In Moves #11, Martin Campion called the area movement game "innovative, valuable, fascinating" but found that ultimately "it does not quite work." He thought that the matrix system for retreat and combat was too rigid. He also felt that the longer campaign game was unbalanced in favor of the French, the shorter scenario that started with the French leaving Moscow was an easy win for the Russians, and only the second short scenario, in which the French are approaching Moscow, allowed both sides an even chance to win. Campion found the more traditional hex grid game "allows a little more freedom in forced marching than the strategic version and much more certainty in battles." In both games, Campion pointed out that the French player can use the supply rules in the longer campaign game to his advantage, saying, "So the game becomes a puzzle which can be solved by the French player while the Russian player either looks more or less helplessly on or tries a succession of desperate gambles in an effort to stop the process."

In Issue 52 of Moves, Ian Chadwick gave separate reviews for each game. He called the area movement game "The more enjoyable of the two — it is easier and faster to play, although it is lacking in historical flavor." He concluded that the area movement game was "a good game, if not particularly memorable.
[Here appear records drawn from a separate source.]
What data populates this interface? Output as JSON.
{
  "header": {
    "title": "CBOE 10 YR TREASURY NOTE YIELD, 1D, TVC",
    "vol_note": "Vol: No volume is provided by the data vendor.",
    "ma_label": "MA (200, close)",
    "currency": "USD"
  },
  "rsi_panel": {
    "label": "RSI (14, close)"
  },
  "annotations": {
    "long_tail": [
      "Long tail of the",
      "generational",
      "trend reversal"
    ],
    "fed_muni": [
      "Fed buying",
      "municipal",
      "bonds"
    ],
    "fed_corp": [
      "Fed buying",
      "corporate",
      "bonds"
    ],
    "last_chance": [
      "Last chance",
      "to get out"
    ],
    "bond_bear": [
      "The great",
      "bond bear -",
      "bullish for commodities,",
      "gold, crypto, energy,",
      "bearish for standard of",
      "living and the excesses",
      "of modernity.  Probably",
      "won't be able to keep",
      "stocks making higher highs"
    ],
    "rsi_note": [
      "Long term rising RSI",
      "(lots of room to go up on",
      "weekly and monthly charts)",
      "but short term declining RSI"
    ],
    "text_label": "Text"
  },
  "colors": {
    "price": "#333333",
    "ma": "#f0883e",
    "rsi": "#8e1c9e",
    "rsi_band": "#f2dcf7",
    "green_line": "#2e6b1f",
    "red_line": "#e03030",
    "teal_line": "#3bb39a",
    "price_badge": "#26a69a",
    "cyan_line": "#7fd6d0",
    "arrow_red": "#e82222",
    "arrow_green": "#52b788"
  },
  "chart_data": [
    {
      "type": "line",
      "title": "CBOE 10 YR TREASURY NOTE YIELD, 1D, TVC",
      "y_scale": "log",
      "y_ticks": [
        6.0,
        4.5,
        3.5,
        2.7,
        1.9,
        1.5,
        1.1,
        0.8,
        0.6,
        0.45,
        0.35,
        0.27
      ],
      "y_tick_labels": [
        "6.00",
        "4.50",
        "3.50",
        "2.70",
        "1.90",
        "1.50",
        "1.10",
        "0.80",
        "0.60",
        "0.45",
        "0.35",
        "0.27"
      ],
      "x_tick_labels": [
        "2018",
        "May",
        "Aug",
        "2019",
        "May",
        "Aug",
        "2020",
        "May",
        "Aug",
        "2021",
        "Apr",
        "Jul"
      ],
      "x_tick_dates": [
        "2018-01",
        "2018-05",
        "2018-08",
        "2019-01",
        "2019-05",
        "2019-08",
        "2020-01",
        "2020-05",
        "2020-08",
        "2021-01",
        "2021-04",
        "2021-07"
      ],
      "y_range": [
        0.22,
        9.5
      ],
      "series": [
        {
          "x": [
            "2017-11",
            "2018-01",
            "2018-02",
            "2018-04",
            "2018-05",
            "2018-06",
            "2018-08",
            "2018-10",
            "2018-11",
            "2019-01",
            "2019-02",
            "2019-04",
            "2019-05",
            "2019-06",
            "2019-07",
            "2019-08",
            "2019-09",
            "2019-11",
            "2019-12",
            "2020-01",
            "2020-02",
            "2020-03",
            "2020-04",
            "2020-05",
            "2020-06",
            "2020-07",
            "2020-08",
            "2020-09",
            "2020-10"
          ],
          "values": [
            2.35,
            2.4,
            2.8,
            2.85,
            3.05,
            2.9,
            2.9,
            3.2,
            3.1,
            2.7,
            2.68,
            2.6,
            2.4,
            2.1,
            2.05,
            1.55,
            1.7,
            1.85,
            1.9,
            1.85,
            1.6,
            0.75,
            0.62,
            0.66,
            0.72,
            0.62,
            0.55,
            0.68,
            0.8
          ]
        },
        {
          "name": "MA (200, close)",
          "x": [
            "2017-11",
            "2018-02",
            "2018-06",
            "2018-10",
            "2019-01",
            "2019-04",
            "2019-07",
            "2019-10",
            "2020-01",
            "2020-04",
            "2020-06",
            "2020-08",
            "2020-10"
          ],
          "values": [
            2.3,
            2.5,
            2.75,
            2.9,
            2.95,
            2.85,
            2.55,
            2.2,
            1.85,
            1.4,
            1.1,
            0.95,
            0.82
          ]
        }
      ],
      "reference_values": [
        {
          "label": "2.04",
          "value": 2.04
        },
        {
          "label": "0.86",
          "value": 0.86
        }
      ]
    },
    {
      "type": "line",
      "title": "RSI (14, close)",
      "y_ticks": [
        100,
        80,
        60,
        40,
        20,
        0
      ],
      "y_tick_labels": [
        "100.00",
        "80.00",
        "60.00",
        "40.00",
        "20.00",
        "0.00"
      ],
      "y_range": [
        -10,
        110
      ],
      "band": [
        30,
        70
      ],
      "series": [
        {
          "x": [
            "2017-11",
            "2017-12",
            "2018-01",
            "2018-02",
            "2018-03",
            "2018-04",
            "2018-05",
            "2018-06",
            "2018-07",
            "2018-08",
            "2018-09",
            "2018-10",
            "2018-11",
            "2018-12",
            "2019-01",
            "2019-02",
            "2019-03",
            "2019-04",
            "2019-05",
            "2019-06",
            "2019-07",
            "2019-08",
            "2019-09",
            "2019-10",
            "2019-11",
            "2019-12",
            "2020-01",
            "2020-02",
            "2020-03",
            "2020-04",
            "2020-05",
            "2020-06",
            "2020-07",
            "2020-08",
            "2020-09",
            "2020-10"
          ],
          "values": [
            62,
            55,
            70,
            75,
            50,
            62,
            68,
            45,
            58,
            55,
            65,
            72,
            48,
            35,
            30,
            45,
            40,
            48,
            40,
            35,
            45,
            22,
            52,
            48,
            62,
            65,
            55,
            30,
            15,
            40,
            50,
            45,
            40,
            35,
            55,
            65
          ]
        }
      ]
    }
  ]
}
Play is not difficult, but the campaign game is rather long." For the hex grid game, Chadwick noted that the game might have more traditional game functions and greater depth, but that came at the cost of "correspondingly greater complexity." He called the hex grid version "a tough bloody game [...] a long, slow game, difficult for the French to win in the long run." Despite this, he called it "highly playable, and gives a fine insight into the campaign and the reasons for Napoleon's defeat." Chadwick noted in both games that it was often easy to determine a winner quite early in the game "by judging the state of the French army." Chadwick concluded by giving both games identical grades of "B" for playability, "B" for historical accuracy, and "C" for component quality.